ヱビスビール特急の前で記念撮影する参加者たち(筆者撮影)

また、さいたま市から家族で参加した女性は「西武球場前行きの『ヱビスビール特急』はすばらしい試みだと思う」とビールを片手に語りつつ「平日はサラリーマンの帰りを待たなければいけないから早い時刻の運転はできないかもしれないけど、休日なら試合開始前に間に合う時刻での運行も可能だと思うので、ぜひ検討してもらえるとうれしい」と西武鉄道に対するリクエストもあった。

「ヱビスビール特急」のイベント参加チケットには、特急車内での『ヱビスビール』約1時間飲み放題の特典とおつまみ、観戦チケット(3塁側内野指定席)、さらに球場でのヱビスビール無料引換券1枚が付いており、価格はおつまみが中華プランで3980円、和食プランで4480円。

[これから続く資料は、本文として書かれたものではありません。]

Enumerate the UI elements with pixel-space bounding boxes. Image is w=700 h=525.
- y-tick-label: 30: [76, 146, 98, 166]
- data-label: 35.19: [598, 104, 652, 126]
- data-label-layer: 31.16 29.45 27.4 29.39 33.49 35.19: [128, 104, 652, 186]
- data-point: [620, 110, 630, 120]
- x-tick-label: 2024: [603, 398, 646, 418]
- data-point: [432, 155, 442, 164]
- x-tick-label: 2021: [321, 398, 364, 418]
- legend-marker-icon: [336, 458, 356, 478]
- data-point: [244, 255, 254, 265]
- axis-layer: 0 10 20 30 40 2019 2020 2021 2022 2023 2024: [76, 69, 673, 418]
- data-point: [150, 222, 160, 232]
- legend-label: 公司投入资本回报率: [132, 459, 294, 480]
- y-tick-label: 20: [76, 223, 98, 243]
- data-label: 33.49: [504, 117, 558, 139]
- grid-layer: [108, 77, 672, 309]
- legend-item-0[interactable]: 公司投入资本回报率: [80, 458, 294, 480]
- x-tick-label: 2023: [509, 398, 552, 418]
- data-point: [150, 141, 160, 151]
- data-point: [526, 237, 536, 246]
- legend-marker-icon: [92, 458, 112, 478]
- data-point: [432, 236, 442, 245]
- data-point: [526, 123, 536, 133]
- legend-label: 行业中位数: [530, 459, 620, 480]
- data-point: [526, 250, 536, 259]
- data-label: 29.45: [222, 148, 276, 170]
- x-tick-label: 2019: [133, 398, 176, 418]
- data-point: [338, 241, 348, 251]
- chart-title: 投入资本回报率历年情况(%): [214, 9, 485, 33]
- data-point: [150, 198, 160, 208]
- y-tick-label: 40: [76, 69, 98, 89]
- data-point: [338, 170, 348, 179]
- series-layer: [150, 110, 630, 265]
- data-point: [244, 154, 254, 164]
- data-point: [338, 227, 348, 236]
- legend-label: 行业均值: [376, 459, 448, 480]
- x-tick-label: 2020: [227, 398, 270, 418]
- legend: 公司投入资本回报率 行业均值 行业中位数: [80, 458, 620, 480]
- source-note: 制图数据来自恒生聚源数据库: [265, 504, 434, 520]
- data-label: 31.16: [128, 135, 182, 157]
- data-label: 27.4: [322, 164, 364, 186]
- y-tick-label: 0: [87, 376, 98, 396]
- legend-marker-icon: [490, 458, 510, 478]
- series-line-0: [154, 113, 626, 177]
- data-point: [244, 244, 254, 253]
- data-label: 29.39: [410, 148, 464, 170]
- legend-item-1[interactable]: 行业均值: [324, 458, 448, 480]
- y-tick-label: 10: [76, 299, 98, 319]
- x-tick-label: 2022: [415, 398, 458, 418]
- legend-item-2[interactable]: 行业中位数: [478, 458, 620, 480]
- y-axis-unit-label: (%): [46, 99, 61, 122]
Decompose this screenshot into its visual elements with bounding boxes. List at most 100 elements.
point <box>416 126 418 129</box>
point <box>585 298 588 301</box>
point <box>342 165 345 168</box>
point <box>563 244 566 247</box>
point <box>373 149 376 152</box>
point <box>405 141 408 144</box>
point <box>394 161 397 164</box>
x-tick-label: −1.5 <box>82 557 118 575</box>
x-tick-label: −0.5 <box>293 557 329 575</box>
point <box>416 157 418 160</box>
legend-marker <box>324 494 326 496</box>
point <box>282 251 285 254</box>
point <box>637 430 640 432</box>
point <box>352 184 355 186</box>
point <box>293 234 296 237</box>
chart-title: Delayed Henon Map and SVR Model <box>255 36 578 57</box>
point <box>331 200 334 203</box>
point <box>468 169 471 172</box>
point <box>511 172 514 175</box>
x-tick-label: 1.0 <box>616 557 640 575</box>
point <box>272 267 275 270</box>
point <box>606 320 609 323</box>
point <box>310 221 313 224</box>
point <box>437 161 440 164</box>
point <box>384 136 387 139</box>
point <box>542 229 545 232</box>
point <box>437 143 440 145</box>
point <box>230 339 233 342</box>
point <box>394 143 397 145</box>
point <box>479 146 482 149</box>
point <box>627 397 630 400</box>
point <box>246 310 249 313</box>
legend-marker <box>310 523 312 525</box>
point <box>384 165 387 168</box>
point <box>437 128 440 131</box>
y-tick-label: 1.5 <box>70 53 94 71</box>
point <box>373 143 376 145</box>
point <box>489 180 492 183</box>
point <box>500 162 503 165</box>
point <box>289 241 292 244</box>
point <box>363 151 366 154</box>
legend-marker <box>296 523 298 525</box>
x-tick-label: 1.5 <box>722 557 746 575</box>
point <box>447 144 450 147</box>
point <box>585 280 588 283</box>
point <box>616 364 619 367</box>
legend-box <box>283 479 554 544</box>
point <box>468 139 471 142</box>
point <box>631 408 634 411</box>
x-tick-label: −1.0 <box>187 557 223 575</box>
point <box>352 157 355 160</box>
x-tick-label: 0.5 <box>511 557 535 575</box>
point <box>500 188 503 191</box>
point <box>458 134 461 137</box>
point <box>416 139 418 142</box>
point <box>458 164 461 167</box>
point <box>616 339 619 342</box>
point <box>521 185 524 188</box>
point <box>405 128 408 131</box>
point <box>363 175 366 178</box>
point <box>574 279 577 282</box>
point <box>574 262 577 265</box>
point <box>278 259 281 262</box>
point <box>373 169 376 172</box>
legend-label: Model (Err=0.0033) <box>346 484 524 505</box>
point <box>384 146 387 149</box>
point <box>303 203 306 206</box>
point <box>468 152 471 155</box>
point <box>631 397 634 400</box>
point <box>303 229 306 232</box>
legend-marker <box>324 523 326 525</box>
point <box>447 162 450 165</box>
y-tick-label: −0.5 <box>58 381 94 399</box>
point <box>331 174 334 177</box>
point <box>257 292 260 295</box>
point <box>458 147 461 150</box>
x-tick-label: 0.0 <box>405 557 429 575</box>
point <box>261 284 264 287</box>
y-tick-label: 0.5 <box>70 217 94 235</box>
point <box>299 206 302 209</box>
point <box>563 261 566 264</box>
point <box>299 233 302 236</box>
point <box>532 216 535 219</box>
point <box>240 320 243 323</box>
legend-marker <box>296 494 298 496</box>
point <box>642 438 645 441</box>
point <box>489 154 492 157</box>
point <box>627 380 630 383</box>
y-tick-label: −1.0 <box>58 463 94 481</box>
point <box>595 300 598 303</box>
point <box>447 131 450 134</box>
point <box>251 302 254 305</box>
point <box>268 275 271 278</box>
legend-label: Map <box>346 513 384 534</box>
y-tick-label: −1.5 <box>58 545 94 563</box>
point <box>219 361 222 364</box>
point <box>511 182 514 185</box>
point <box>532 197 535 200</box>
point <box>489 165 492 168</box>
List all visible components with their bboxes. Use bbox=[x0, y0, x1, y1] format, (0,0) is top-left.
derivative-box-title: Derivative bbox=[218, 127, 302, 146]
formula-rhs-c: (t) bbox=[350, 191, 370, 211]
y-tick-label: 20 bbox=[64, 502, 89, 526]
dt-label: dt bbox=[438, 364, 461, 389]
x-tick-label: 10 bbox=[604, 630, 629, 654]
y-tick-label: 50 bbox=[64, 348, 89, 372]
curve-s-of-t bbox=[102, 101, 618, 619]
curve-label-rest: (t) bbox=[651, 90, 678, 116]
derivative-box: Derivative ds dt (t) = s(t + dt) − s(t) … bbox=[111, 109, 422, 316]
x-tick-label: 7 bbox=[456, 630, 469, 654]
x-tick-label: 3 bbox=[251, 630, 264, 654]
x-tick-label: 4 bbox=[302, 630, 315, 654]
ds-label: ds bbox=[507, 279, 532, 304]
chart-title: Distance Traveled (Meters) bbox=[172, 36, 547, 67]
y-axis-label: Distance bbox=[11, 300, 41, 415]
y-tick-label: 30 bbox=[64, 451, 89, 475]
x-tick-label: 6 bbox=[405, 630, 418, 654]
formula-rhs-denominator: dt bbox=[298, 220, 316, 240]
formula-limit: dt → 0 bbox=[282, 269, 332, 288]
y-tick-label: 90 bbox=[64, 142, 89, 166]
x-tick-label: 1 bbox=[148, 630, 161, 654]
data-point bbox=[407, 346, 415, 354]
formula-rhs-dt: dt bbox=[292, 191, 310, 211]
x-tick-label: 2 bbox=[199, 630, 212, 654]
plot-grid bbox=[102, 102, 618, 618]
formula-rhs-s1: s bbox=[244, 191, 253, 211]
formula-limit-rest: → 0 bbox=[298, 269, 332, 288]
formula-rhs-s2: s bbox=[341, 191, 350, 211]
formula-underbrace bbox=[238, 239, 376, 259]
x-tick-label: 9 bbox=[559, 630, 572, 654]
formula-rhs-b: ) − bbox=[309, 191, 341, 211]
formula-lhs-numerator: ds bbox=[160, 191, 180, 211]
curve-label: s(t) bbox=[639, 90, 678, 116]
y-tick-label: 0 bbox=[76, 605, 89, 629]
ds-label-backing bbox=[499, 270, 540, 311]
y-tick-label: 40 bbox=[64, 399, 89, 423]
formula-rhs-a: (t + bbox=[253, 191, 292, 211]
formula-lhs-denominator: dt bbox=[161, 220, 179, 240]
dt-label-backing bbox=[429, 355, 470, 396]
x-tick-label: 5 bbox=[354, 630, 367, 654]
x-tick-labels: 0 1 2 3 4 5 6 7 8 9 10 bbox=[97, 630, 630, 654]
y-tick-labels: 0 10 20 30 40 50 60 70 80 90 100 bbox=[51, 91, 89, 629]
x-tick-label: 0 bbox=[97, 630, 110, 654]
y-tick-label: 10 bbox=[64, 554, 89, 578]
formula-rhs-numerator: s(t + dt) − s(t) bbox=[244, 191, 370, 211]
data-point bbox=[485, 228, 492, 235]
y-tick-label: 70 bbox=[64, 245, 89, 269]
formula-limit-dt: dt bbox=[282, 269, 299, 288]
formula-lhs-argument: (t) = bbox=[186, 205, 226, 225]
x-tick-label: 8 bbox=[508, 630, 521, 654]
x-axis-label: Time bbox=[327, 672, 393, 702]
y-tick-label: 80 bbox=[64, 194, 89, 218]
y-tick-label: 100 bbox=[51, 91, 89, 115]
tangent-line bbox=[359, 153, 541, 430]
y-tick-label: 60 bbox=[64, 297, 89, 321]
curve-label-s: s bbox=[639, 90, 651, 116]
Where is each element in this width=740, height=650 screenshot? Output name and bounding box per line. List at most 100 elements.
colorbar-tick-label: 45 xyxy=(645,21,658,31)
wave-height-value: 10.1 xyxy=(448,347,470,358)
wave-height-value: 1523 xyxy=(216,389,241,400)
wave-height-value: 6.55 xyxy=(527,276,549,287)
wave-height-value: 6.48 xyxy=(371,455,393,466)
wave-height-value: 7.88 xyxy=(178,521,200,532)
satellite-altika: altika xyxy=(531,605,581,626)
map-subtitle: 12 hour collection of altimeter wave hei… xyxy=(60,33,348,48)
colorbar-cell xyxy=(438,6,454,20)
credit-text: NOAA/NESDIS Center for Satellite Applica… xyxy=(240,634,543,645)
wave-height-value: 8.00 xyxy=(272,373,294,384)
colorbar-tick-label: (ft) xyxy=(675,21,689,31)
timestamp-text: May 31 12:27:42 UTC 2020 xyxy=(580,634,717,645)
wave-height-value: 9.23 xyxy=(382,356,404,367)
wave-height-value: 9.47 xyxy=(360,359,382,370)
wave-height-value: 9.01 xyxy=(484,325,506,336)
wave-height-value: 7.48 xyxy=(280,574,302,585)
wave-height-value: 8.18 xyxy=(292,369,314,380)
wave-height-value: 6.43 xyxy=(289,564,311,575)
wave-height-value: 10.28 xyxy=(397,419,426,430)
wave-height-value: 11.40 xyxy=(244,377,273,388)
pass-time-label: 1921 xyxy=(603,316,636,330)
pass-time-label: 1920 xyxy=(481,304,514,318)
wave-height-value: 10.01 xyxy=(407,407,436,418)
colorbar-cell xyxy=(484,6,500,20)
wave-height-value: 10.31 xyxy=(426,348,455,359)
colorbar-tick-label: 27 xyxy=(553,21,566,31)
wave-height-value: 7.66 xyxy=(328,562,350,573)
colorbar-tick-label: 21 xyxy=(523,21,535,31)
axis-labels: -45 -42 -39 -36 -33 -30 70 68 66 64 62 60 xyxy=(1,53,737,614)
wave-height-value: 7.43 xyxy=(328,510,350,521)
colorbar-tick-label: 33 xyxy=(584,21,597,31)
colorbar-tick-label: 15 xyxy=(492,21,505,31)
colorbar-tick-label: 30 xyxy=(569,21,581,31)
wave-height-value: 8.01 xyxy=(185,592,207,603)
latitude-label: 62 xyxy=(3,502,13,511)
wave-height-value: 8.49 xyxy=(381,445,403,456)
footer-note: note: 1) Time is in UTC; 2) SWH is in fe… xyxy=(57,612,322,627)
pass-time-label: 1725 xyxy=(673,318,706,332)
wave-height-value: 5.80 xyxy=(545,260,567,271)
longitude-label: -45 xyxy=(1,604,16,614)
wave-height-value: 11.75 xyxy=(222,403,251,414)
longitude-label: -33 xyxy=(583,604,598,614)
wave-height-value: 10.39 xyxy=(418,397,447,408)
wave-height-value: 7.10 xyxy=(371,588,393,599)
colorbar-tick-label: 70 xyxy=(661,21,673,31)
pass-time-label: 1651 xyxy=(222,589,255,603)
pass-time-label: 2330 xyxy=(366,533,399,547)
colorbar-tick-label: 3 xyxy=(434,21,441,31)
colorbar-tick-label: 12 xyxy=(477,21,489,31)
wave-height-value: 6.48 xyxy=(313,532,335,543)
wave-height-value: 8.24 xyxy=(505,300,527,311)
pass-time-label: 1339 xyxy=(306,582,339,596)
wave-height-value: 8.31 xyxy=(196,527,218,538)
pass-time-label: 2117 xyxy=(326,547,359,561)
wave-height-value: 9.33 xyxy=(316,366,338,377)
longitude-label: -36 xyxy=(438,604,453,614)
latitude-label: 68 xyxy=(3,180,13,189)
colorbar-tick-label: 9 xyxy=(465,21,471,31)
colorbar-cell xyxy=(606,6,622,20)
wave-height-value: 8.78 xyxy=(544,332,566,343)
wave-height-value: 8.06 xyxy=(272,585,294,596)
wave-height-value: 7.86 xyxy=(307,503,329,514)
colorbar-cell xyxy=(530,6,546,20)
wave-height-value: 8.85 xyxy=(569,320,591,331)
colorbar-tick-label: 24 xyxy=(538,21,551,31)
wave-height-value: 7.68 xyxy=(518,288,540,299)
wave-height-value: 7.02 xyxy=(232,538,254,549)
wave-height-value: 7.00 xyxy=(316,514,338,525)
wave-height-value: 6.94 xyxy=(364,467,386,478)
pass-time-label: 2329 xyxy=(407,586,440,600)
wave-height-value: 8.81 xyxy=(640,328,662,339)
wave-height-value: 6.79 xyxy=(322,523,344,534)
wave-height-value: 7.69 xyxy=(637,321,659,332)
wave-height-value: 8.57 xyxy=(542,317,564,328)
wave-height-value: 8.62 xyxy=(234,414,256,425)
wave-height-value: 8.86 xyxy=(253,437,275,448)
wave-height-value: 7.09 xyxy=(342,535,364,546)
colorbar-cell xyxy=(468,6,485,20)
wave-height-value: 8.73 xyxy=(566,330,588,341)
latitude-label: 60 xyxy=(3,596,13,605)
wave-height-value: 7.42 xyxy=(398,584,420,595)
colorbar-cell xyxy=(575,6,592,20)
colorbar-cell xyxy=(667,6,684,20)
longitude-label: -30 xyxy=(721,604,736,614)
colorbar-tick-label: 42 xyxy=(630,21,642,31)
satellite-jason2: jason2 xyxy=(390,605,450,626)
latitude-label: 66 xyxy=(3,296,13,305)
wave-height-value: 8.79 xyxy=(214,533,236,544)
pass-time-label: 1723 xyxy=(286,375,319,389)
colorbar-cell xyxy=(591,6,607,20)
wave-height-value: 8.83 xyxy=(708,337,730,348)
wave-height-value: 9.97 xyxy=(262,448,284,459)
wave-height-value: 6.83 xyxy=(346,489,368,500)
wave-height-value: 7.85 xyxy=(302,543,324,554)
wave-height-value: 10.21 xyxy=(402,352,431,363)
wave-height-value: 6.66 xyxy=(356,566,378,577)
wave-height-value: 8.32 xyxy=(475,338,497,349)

球場観戦付きでビール飲み放題と高級料理店特製のおつまみが付いてこの料金設定であれば人気なのもうなずける。

「遠い」ドームへビールで誘客

今回初めて埼玉西武ライオンズとの協力によって「ヱビスビール特急2018 for ライオンズ」を運行したことについて、西武鉄道は「平日の観客動員数と西武球場前駅の乗降者数は土休日に比べると少ないので、まだまだ大きなのびしろがあると思っている」としたうえで、「メットライフドームは都心から距離があるため、仕事帰りに平日のナイトゲームに出かけるには『遠い』『面倒くさい』という心理的障壁があるとの仮説を立てた」と、企画の発端について説明する。

そして「その心理的障壁を取り除き、来場モチベーションを喚起するための仕掛けとして『特急車内での生ビール飲み放題』をフックに、メットライフドームでの野球観戦に興味のなかったお客さまの動機づけとしてとらえ、観客動員と鉄道利用の双方の底上げを狙った」という。